How to Cope with Conflict in Your Life

  Many of us do not know how to better handle and resolve conflicts in our lives. In this respect, we are sometimes even like children, especially prone to let primitive impulses rule our reason. Why are we prone to conflict? How can we resolve and avoid conflicts in our lives?
  Recently I saw a story on Zhihu (Chinese Internet Q&A community platform): “A child made an agreement with his parents that if he succeeded in getting into a certain university, his parents would reward him with 30,000 yuan. As a result, he succeeded When he passed the exam, his parents regretted it and said that the money was given to him as living expenses. He was instantly angry and couldn’t control his emotions. So I slapped him. As a result, the child slammed out of the door.”
  From this story, we can find that many of us do not know how to better handle and resolve conflicts in our lives. In this respect, we are sometimes even like children, especially prone to let primitive impulses rule our reason.
  Why Conflict Occurs Conflicts in
  life can be roughly divided into two types: healthy conflicts and unhealthy conflicts.
  The former refers to: both sides have their own positions and goals to defend, and the purpose of the conflict is to persuade the other party to achieve their goals, not to gain the upper hand.
  The latter refers to the fact that the scope of the conflict has gone beyond what is necessary, and the two sides have evolved to “sniff for breath” rather than focusing on the matter and the problem itself.
  The former is generally called “argument”, while the latter is a conflict in the general sense.
  How to distinguish between the two? One of the easiest ways is what we often say “right things are not people”. Once the focus of the debate starts to drift away from the immediate issue, it becomes a personal attack, turning over old accounts, making excuses, or using apparently unreasonable logic to quibble, it becomes “to people and not to things”, and also From controversy to conflict.
  So why does conflict arise? Why is it that even trivial matters can easily evolve into “doesn’t matter to people”?
  The core reason is that both sides of the conflict have a mentality to some extent: you make me uncomfortable, so I must not make you feel better. This mentality is called the “reciprocal revenge mentality”.
  Driven by this mentality, it is easy for us to react like this: You made me feel uncomfortable, and this is my loss. If the whole thing goes like this, then I’m at a loss. In order not to suffer losses, you must give me equal compensation.
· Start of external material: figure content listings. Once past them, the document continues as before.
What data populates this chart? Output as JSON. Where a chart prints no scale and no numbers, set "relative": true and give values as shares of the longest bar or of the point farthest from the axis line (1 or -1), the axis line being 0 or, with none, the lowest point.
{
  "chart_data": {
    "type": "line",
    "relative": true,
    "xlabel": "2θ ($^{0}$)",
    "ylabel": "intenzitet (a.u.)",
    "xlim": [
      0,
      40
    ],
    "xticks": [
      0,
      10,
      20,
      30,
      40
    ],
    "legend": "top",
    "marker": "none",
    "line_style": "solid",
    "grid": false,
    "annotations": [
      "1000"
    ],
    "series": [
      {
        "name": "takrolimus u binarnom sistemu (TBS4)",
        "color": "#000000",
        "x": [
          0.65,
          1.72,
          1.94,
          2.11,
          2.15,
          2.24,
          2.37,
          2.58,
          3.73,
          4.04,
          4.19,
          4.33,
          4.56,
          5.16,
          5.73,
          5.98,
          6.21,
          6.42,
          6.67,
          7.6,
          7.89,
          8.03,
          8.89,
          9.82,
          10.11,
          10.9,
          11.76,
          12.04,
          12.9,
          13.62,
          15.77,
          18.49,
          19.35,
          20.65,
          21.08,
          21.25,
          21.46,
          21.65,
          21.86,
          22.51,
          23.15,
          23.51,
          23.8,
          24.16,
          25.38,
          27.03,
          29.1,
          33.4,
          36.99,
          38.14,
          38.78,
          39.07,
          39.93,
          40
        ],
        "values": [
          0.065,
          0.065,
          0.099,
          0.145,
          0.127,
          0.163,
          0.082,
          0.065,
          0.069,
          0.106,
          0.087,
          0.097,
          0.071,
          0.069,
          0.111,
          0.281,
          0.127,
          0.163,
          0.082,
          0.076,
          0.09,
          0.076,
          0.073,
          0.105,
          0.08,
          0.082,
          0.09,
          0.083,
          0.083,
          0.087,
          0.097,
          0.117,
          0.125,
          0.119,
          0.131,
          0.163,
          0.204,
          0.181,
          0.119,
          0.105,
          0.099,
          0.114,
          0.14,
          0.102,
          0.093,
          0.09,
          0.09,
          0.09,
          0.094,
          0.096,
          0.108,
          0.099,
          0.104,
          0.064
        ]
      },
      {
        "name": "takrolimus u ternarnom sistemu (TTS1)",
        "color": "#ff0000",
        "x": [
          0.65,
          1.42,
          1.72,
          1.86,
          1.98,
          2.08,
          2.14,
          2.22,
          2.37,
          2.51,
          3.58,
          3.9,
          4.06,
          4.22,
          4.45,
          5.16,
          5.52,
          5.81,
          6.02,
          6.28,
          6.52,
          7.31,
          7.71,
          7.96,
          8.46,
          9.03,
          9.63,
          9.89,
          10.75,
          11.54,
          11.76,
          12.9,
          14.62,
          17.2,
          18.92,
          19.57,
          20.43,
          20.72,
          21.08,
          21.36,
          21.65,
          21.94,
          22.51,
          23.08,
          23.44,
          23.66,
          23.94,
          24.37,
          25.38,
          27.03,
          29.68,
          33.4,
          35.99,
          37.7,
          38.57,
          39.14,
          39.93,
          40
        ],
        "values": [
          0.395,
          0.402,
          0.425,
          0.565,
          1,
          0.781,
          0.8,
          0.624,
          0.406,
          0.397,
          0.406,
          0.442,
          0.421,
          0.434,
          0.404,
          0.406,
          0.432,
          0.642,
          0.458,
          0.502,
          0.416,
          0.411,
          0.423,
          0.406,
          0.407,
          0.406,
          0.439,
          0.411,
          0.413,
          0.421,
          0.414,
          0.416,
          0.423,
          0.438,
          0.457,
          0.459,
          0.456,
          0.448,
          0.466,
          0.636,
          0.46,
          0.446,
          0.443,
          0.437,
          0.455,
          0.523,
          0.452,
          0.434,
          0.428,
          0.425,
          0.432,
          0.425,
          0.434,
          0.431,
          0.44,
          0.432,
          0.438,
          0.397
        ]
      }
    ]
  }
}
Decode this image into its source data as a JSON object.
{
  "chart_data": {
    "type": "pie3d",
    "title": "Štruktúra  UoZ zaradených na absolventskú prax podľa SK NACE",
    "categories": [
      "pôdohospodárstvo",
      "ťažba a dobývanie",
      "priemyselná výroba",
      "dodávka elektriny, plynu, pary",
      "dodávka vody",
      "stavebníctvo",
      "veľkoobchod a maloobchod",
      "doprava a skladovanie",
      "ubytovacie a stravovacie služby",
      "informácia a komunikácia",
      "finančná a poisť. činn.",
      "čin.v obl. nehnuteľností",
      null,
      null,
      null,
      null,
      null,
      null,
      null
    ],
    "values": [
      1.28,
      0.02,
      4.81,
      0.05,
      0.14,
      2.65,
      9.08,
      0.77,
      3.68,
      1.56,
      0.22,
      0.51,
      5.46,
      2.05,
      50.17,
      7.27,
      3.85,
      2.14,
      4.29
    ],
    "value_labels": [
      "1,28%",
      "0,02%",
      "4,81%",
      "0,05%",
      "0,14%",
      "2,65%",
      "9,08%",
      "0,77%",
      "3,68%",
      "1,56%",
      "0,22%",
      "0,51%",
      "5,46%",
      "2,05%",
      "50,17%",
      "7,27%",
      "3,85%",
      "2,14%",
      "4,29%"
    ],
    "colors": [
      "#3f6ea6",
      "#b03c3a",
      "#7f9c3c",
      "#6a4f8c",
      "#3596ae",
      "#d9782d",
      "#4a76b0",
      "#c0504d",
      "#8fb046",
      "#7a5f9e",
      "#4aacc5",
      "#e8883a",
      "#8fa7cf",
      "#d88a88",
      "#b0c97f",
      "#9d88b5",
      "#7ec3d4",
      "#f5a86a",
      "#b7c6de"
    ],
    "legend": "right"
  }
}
Either, give me a step, let me feel “I won”, so as to restore some dignity; or, you must also experience the same “uncomfortable” as me, feel my feelings, and gain an equal loss to me , so I feel fair.
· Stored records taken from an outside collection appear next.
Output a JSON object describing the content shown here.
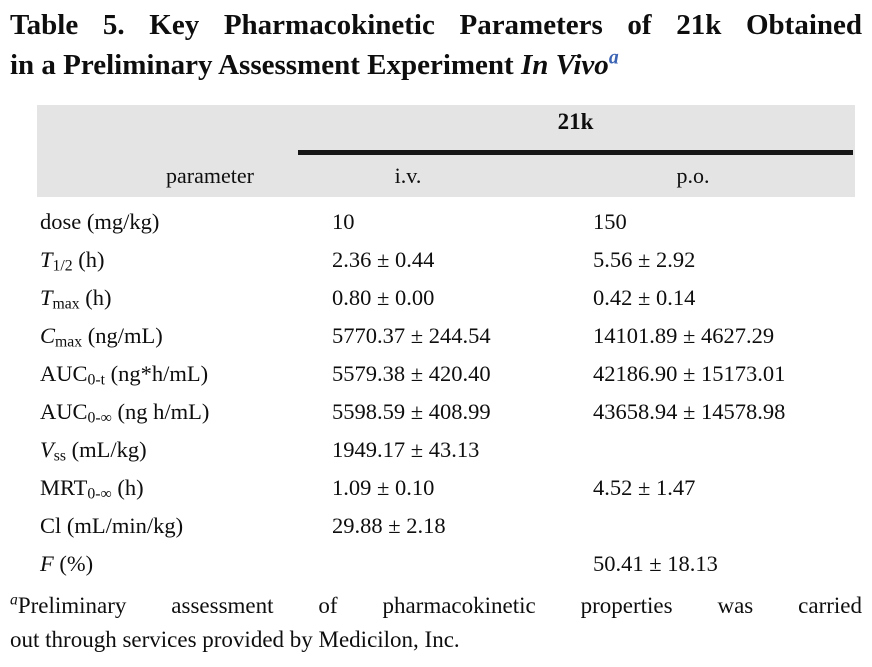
{
  "title": {
    "line1": "Table 5. Key Pharmacokinetic Parameters of 21k Obtained",
    "line2_prefix": "in a Preliminary Assessment Experiment ",
    "line2_italic": "In Vivo",
    "superscript": "a"
  },
  "table": {
    "group_header": "21k",
    "columns": {
      "parameter": "parameter",
      "iv": "i.v.",
      "po": "p.o."
    },
    "rows": [
      {
        "main": "dose",
        "italic": false,
        "sub": "",
        "rest": " (mg/kg)",
        "iv": "10",
        "po": "150"
      },
      {
        "main": "T",
        "italic": true,
        "sub": "1/2",
        "rest": " (h)",
        "iv": "2.36 ± 0.44",
        "po": "5.56 ± 2.92"
      },
      {
        "main": "T",
        "italic": true,
        "sub": "max",
        "rest": " (h)",
        "iv": "0.80 ± 0.00",
        "po": "0.42 ± 0.14"
      },
      {
        "main": "C",
        "italic": true,
        "sub": "max",
        "rest": " (ng/mL)",
        "iv": "5770.37 ± 244.54",
        "po": "14101.89 ± 4627.29"
      },
      {
        "main": "AUC",
        "italic": false,
        "sub": "0-t",
        "rest": " (ng*h/mL)",
        "iv": "5579.38 ± 420.40",
        "po": "42186.90 ± 15173.01"
      },
      {
        "main": "AUC",
        "italic": false,
        "sub": "0-∞",
        "rest": " (ng h/mL)",
        "iv": "5598.59 ± 408.99",
        "po": "43658.94 ± 14578.98"
      },
      {
        "main": "V",
        "italic": true,
        "sub": "ss",
        "rest": " (mL/kg)",
        "iv": "1949.17 ± 43.13",
        "po": ""
      },
      {
        "main": "MRT",
        "italic": false,
        "sub": "0-∞",
        "rest": " (h)",
        "iv": "1.09 ± 0.10",
        "po": "4.52 ± 1.47"
      },
      {
        "main": "Cl",
        "italic": false,
        "sub": "",
        "rest": " (mL/min/kg)",
        "iv": "29.88 ± 2.18",
        "po": ""
      },
      {
        "main": "F",
        "italic": true,
        "sub": "",
        "rest": " (%)",
        "iv": "",
        "po": "50.41 ± 18.13"
      }
    ]
  },
  "footnote": {
    "marker": "a",
    "line1": "Preliminary assessment of pharmacokinetic properties was carried",
    "line2": "out through services provided by Medicilon, Inc."
  },
  "colors": {
    "header_bg": "#e4e4e4",
    "superscript_blue": "#3c64b4",
    "text": "#0e0e0e"
  }
}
  All in all, a reciprocal revenge mentality has one result: in an argument, we gradually shift our focus from the focus and the problem itself to another thing: I want to win, not lose.
  This is the source of conflict. In many cases, conflict is not about right or wrong, but about winning or losing.
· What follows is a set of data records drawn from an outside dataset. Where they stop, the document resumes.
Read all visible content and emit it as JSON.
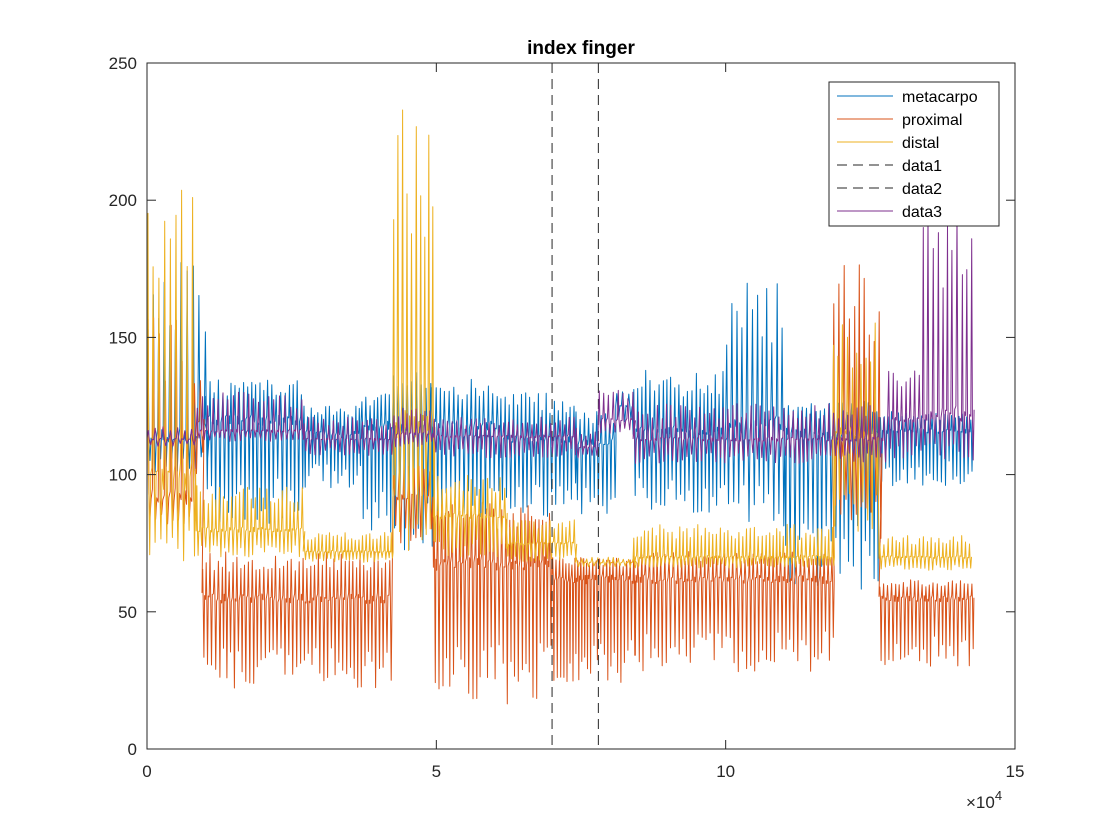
{
  "chart_data": {
    "type": "line",
    "title": "index finger",
    "xlabel": "",
    "ylabel": "",
    "xlim": [
      0,
      150000
    ],
    "ylim": [
      0,
      250
    ],
    "x_ticks": [
      0,
      50000,
      100000,
      150000
    ],
    "x_tick_labels": [
      "0",
      "5",
      "10",
      "15"
    ],
    "x_exponent_label": "×10",
    "x_exponent_power": "4",
    "y_ticks": [
      0,
      50,
      100,
      150,
      200,
      250
    ],
    "y_tick_labels": [
      "0",
      "50",
      "100",
      "150",
      "200",
      "250"
    ],
    "grid": false,
    "legend_position": "top-right",
    "series": [
      {
        "name": "metacarpo",
        "color": "#0072BD",
        "style": "solid",
        "segments": [
          {
            "x": [
              0,
              10000
            ],
            "base": 115,
            "high": 180,
            "low": 100,
            "period": 1000
          },
          {
            "x": [
              10000,
              27000
            ],
            "base": 120,
            "high": 135,
            "low": 82,
            "period": 700
          },
          {
            "x": [
              27000,
              37000
            ],
            "base": 115,
            "high": 125,
            "low": 95,
            "period": 650
          },
          {
            "x": [
              37000,
              42500
            ],
            "base": 118,
            "high": 130,
            "low": 78,
            "period": 650
          },
          {
            "x": [
              42500,
              49000
            ],
            "base": 118,
            "high": 140,
            "low": 72,
            "period": 750
          },
          {
            "x": [
              49000,
              61000
            ],
            "base": 118,
            "high": 135,
            "low": 83,
            "period": 750
          },
          {
            "x": [
              61000,
              74000
            ],
            "base": 113,
            "high": 130,
            "low": 84,
            "period": 700
          },
          {
            "x": [
              74000,
              81000
            ],
            "base": 112,
            "high": 123,
            "low": 82,
            "period": 700
          },
          {
            "x": [
              81000,
              84000
            ],
            "base": 125,
            "high": 132,
            "low": 118,
            "period": 1000
          },
          {
            "x": [
              84000,
              100000
            ],
            "base": 116,
            "high": 138,
            "low": 86,
            "period": 700
          },
          {
            "x": [
              100000,
              110000
            ],
            "base": 118,
            "high": 170,
            "low": 80,
            "period": 850
          },
          {
            "x": [
              110000,
              126000
            ],
            "base": 115,
            "high": 128,
            "low": 58,
            "period": 750
          },
          {
            "x": [
              126000,
              142500
            ],
            "base": 116,
            "high": 123,
            "low": 96,
            "period": 650
          }
        ]
      },
      {
        "name": "proximal",
        "color": "#D95319",
        "style": "solid",
        "segments": [
          {
            "x": [
              0,
              8000
            ],
            "base": 92,
            "high": 160,
            "low": 82,
            "period": 1000
          },
          {
            "x": [
              8000,
              9500
            ],
            "base": 120,
            "high": 140,
            "low": 100,
            "period": 1000
          },
          {
            "x": [
              9500,
              42500
            ],
            "base": 55,
            "high": 72,
            "low": 22,
            "period": 650
          },
          {
            "x": [
              42500,
              49500
            ],
            "base": 92,
            "high": 105,
            "low": 75,
            "period": 900
          },
          {
            "x": [
              49500,
              70000
            ],
            "base": 68,
            "high": 90,
            "low": 16,
            "period": 650
          },
          {
            "x": [
              70000,
              84000
            ],
            "base": 62,
            "high": 70,
            "low": 24,
            "period": 550
          },
          {
            "x": [
              84000,
              118500
            ],
            "base": 62,
            "high": 72,
            "low": 28,
            "period": 700
          },
          {
            "x": [
              118500,
              126500
            ],
            "base": 110,
            "high": 177,
            "low": 76,
            "period": 850
          },
          {
            "x": [
              126500,
              142500
            ],
            "base": 55,
            "high": 62,
            "low": 30,
            "period": 650
          }
        ]
      },
      {
        "name": "distal",
        "color": "#EDB120",
        "style": "solid",
        "segments": [
          {
            "x": [
              0,
              8500
            ],
            "base": 100,
            "high": 210,
            "low": 66,
            "period": 900
          },
          {
            "x": [
              8500,
              27000
            ],
            "base": 80,
            "high": 96,
            "low": 70,
            "period": 700
          },
          {
            "x": [
              27000,
              42500
            ],
            "base": 72,
            "high": 79,
            "low": 68,
            "period": 650
          },
          {
            "x": [
              42500,
              49500
            ],
            "base": 120,
            "high": 237,
            "low": 70,
            "period": 750
          },
          {
            "x": [
              49500,
              62000
            ],
            "base": 85,
            "high": 100,
            "low": 70,
            "period": 700
          },
          {
            "x": [
              62000,
              74000
            ],
            "base": 75,
            "high": 84,
            "low": 68,
            "period": 700
          },
          {
            "x": [
              74000,
              84000
            ],
            "base": 68,
            "high": 70,
            "low": 66,
            "period": 900
          },
          {
            "x": [
              84000,
              118500
            ],
            "base": 70,
            "high": 82,
            "low": 66,
            "period": 650
          },
          {
            "x": [
              118500,
              126500
            ],
            "base": 115,
            "high": 157,
            "low": 78,
            "period": 800
          },
          {
            "x": [
              126500,
              142500
            ],
            "base": 70,
            "high": 78,
            "low": 65,
            "period": 650
          }
        ]
      },
      {
        "name": "data1",
        "color": "#262626",
        "style": "dashed",
        "vertical_x": 70000
      },
      {
        "name": "data2",
        "color": "#262626",
        "style": "dashed",
        "vertical_x": 78000
      },
      {
        "name": "data3",
        "color": "#7E2F8E",
        "style": "solid",
        "segments": [
          {
            "x": [
              0,
              8500
            ],
            "base": 113,
            "high": 118,
            "low": 110,
            "period": 1200
          },
          {
            "x": [
              8500,
              27000
            ],
            "base": 116,
            "high": 130,
            "low": 112,
            "period": 900
          },
          {
            "x": [
              27000,
              42500
            ],
            "base": 113,
            "high": 121,
            "low": 107,
            "period": 800
          },
          {
            "x": [
              42500,
              49500
            ],
            "base": 115,
            "high": 125,
            "low": 110,
            "period": 800
          },
          {
            "x": [
              49500,
              74000
            ],
            "base": 114,
            "high": 121,
            "low": 106,
            "period": 800
          },
          {
            "x": [
              74000,
              78000
            ],
            "base": 110,
            "high": 117,
            "low": 106,
            "period": 800
          },
          {
            "x": [
              78000,
              84000
            ],
            "base": 120,
            "high": 131,
            "low": 115,
            "period": 900
          },
          {
            "x": [
              84000,
              128000
            ],
            "base": 113,
            "high": 126,
            "low": 104,
            "period": 800
          },
          {
            "x": [
              128000,
              134000
            ],
            "base": 120,
            "high": 138,
            "low": 106,
            "period": 750
          },
          {
            "x": [
              134000,
              142500
            ],
            "base": 122,
            "high": 195,
            "low": 105,
            "period": 850
          }
        ]
      }
    ]
  }
}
  How to avoid unnecessary conflicts
  After understanding the principle of conflict, how can we avoid unnecessary conflicts as much as possible?
  Maintaining a Well-Maintained Discussion Pattern Make a few points clear during the discussion.
  Spotlight: What are the things that divide us?
  Goal: By arguing, what do I want the other person to do?
  Progress: After our debates, on which issues have we reached consensus and on which issues have we disagreed?
  Then, monitor your emotional and mental state at all times during the discussion. An effective technique is: when discussing, take the practice of “self-distraction” – let yourself raise your perspective, imagine that you are not the party now, and view the argument between the two people from the perspective of a third party. This can effectively help you avoid emotional distress and avoid falling into emotional out-of-control.
  Maintain a transparent communication attitude What is a transparent communication attitude? It’s “speaking straight”. Say what’s on your mind and let the other person understand your thoughts to the best of your ability. Instead of finding other reasons to prevaricate, or get angry and say something that may hurt the other party.
  Taking the example at the beginning of the article as an example, the child tells the parents frankly: If you do this, it will destroy my trust in you, which will make me afraid to trust your promises in the future.
  A better communication attitude for parents is to tell their children frankly: We are not unwilling to give you money, but we are worried that you will spend all your money on games. Instead of using a “I’m for your own good” attitude, to be above the child.
  Once the two sides can explain their ideas clearly, it is bound to find a way that both parties can accept, so that the problem can be solved, or at least alleviated. Instead of pushing the problem to the other extreme, causing misunderstanding or even resentment.
  Begin with the end and treat each other as equals What is the beginning with the end in mind? It is to ask clearly the needs of the other party, clarify what the other party wants, and then start from the needs, take the needs as the goal, and achieve the needs of both parties through communication.
  What is equal treatment? It is to not impose our own ideas and opinions on the other party, and accept that the other party can have his own ideas, preferences, and positions. What we need to do is to exchange opinions, not to force consensus.
  Simply put, when discussing, ask these three questions: What are your needs? What do you want me to do? How do you see and understand my opinion?
  Do these things well and you can avoid most conflicts and contradictions in your life.